Natural Language Processing and Knowledge
Makoto Nagao, National Institute of Information and Communications Technology
Natural language processing(NLP) requires varieties of knowledge.
Linguistic knowledge such as grammar and dictionaries has been
developed and shared among the researchers in NLP for a decade or so.
But general knowledge for use in NLP is not. When we consider about
man-machine dialogue we have to prepare lots of knowledge, and also
strong inference functions such as logical inference and common sense
In this talk I will first explain some new developments in knowledge for computational linguistics, then discuss about what kind of knowledge is required for a dialogue system. Information retrieval on the Web is an important technology. Main research interest of current information retrieval is how the system can discard huge amount of retrieved information which is not so well fitted to the retrieval purposes, and focus on some essential information. However we have to be always careful about the quality of information on the Web. Therefore, an important next step will be to check and indicate how reliable is the obtained information from the Internet.
Estimating the confidence degree of information is a very difficult problem. I will discuss some possible ways of estimating the confidence degree of information. Natural language processing technologies as well as logical and common sense reasonings are involved in the estimation.
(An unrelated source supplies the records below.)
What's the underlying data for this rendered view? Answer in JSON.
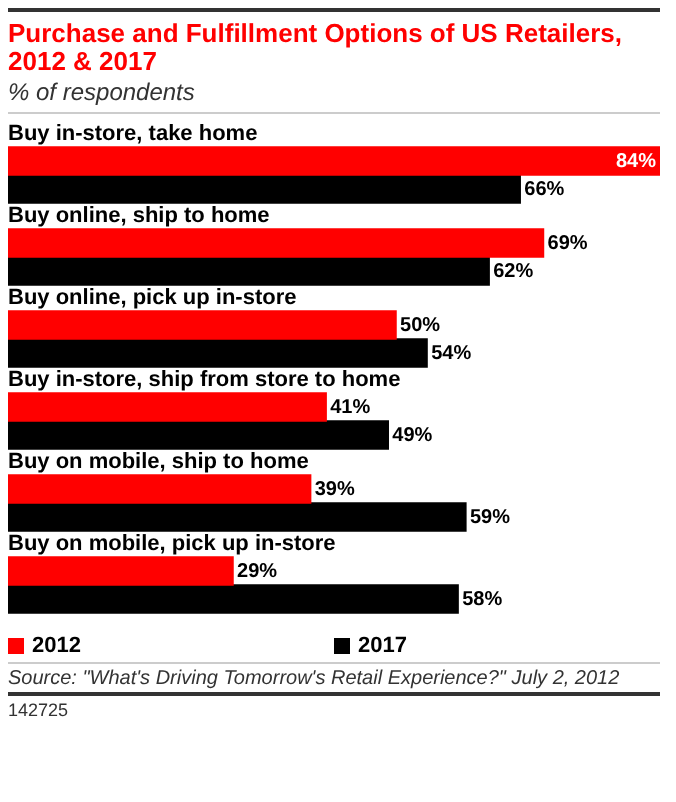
{
  "chart_data": {
    "type": "bar",
    "orientation": "horizontal",
    "title": "Purchase and Fulfillment Options of US Retailers, 2012 & 2017",
    "subtitle": "% of respondents",
    "categories": [
      "Buy in-store, take home",
      "Buy online, ship to home",
      "Buy online, pick up in-store",
      "Buy in-store, ship from store to home",
      "Buy on mobile, ship to home",
      "Buy on mobile, pick up in-store"
    ],
    "series": [
      {
        "name": "2012",
        "color": "#ff0000",
        "values": [
          84,
          69,
          50,
          41,
          39,
          29
        ],
        "value_labels": [
          "84%",
          "69%",
          "50%",
          "41%",
          "39%",
          "29%"
        ]
      },
      {
        "name": "2017",
        "color": "#000000",
        "values": [
          66,
          62,
          54,
          49,
          59,
          58
        ],
        "value_labels": [
          "66%",
          "62%",
          "54%",
          "49%",
          "59%",
          "58%"
        ]
      }
    ],
    "legend": "bottom",
    "annotations": [
      "Source: \"What's Driving Tomorrow's Retail Experience?\" July 2, 2012",
      "142725"
    ]
  }
}
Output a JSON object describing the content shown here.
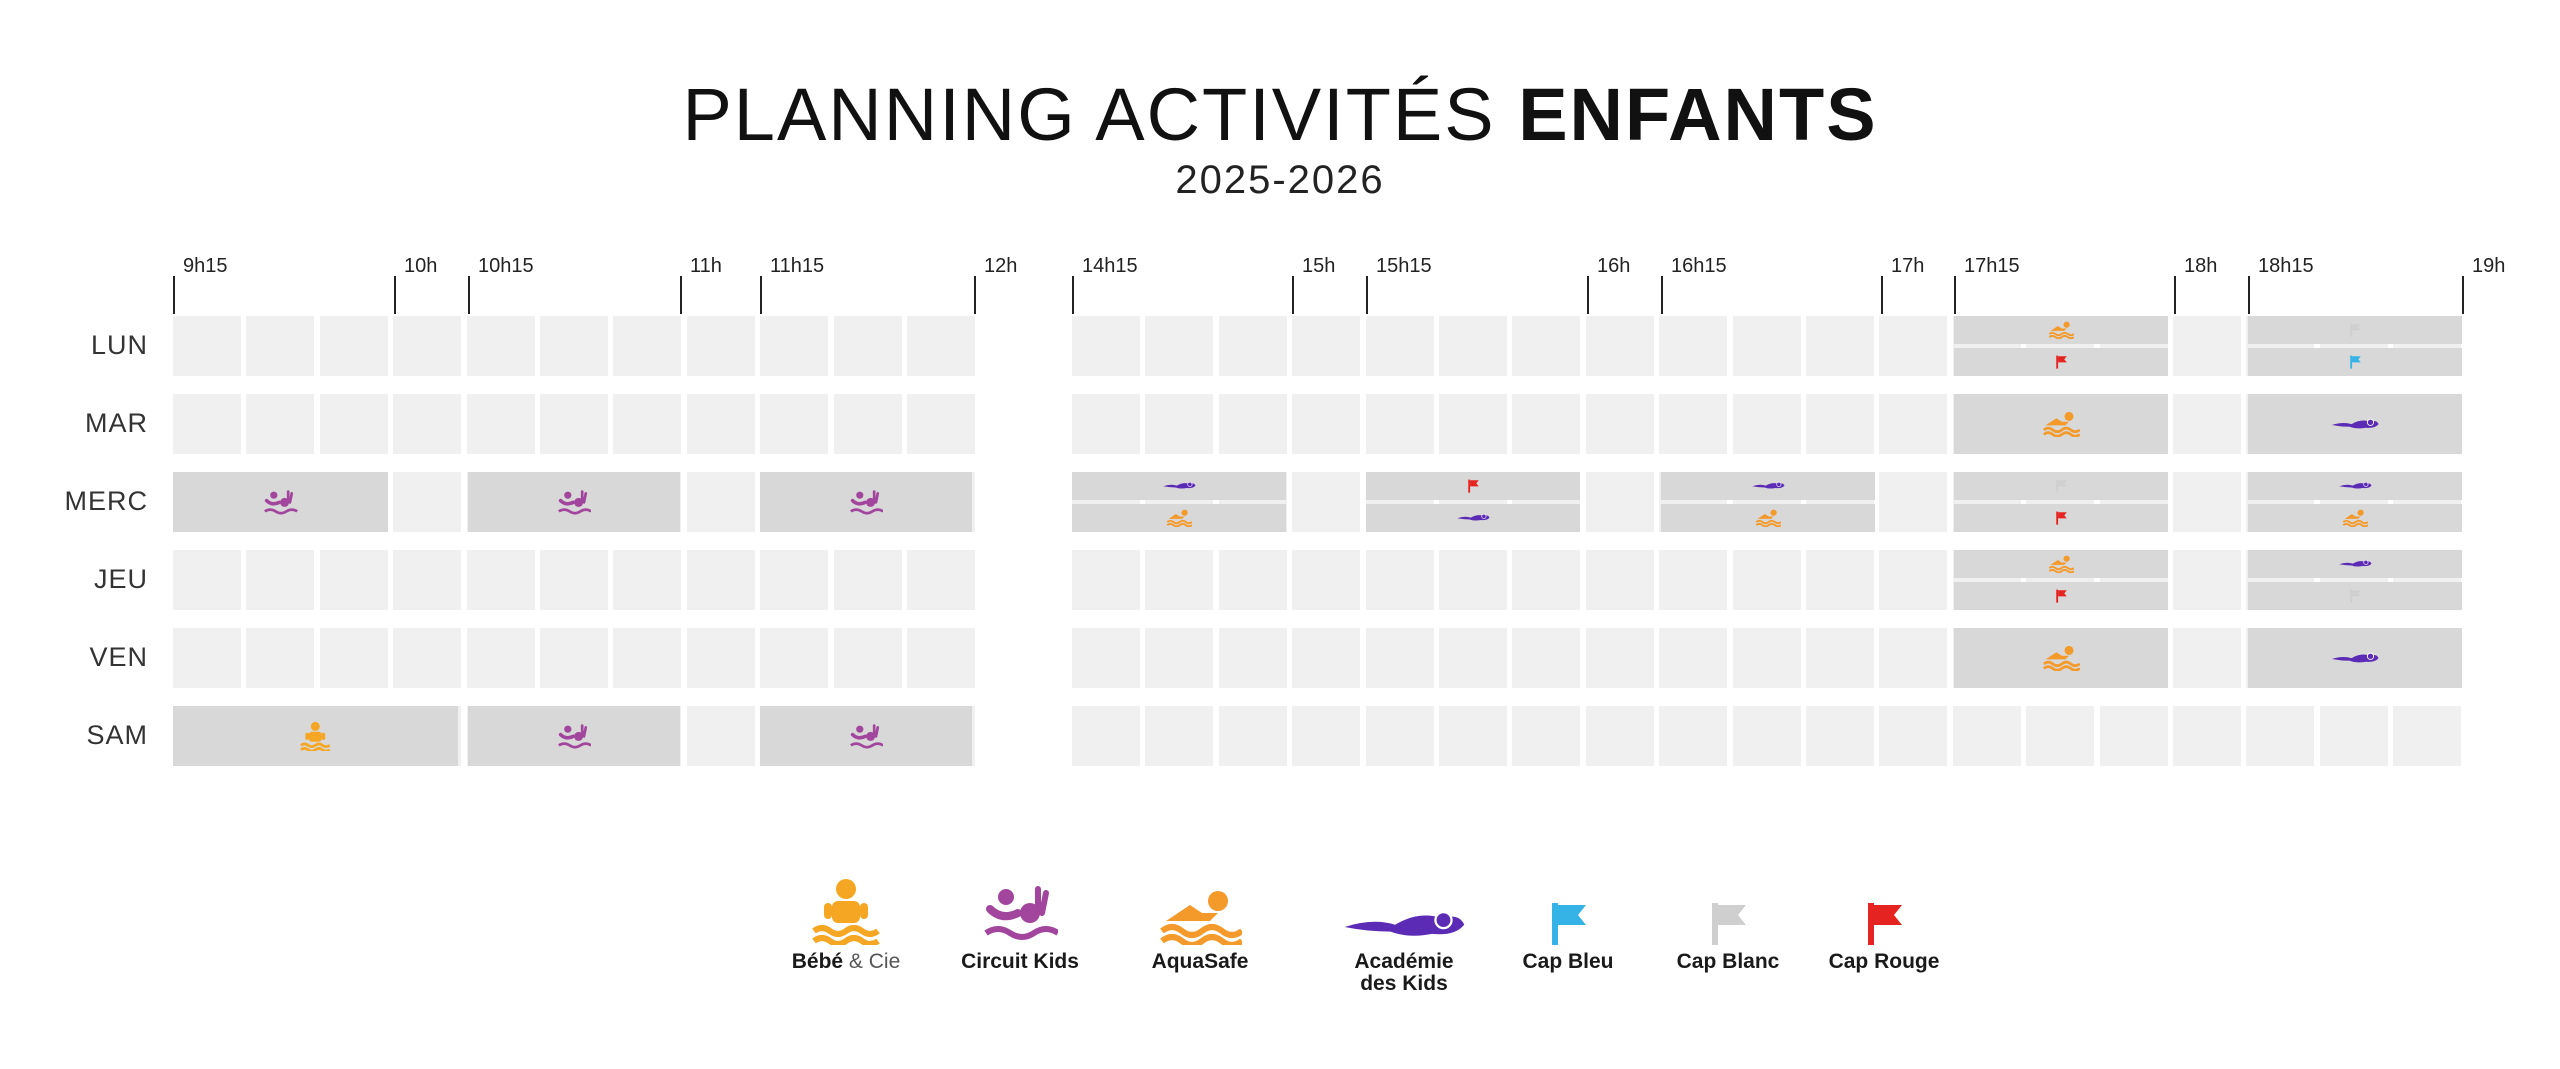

Linguistic Challenges for Computationalists
John Nerbonne, University of Groningen
Even now techniques are in common use in computational
linguistics which could lead to important advances in pure linguistics,
especially langauge acquisition and sociolinguistics, if they
were applied with intelligence and persistence. Reliable techniques for
assaying similarities and differences among linguistic varieties are
useful not only in dialectology and sociolinguistics, but also in
studies of first and second language learning and in the study of
language contact. These techniques would be even more valuable if they
indicated relative degrees of similarity, but also the direction of
deviation (contamination). Given the current tendency in linguistics to
wish to confront the data of language use more directly, techniques are
needed which can handle large amounts of noisy data and extract reliable
measures from them. The current focus in Computational Linguistics on
useful applications is a very good thing, but some further attention to
linguistic use of computational techniques would be very rewarding.
Dataset profiling, and what term burstiness can tell you about your data.
Anne de Roeck, Open University, UK
The performance of Information Retrieval and Natural Language Processing techniques is very sensitive to the characteristics of the
data on which they are used. Though well established, this knowledge has never impacted on evaluation: the literature routinely reports,
and compares, experimental evaluation results without reference to the impact of the underlying datasets or collections. This in turn raises a collection of
methodological, and practical problems around replicability. These could be addressed if we had reliable ways of profiling datasets, using
measures that highlight differences between collections. A first step is to investigate what such measures might look like.
In this talk, I will show that even standard textual datasets such as the TIPSTER collection differ in ways that challenge widely accepted assumptions about the general applicability of techniques, and that similar differences will show up between different languages. In exploring what might be suitable profiling measures, I will set out some desirable properties that such measures should have. I will then review some work on term burstiness and explore what the behaviour of some very frequent terms, and variations in burstiness patterns in the occurrence of a term can tell us about genres and datasets.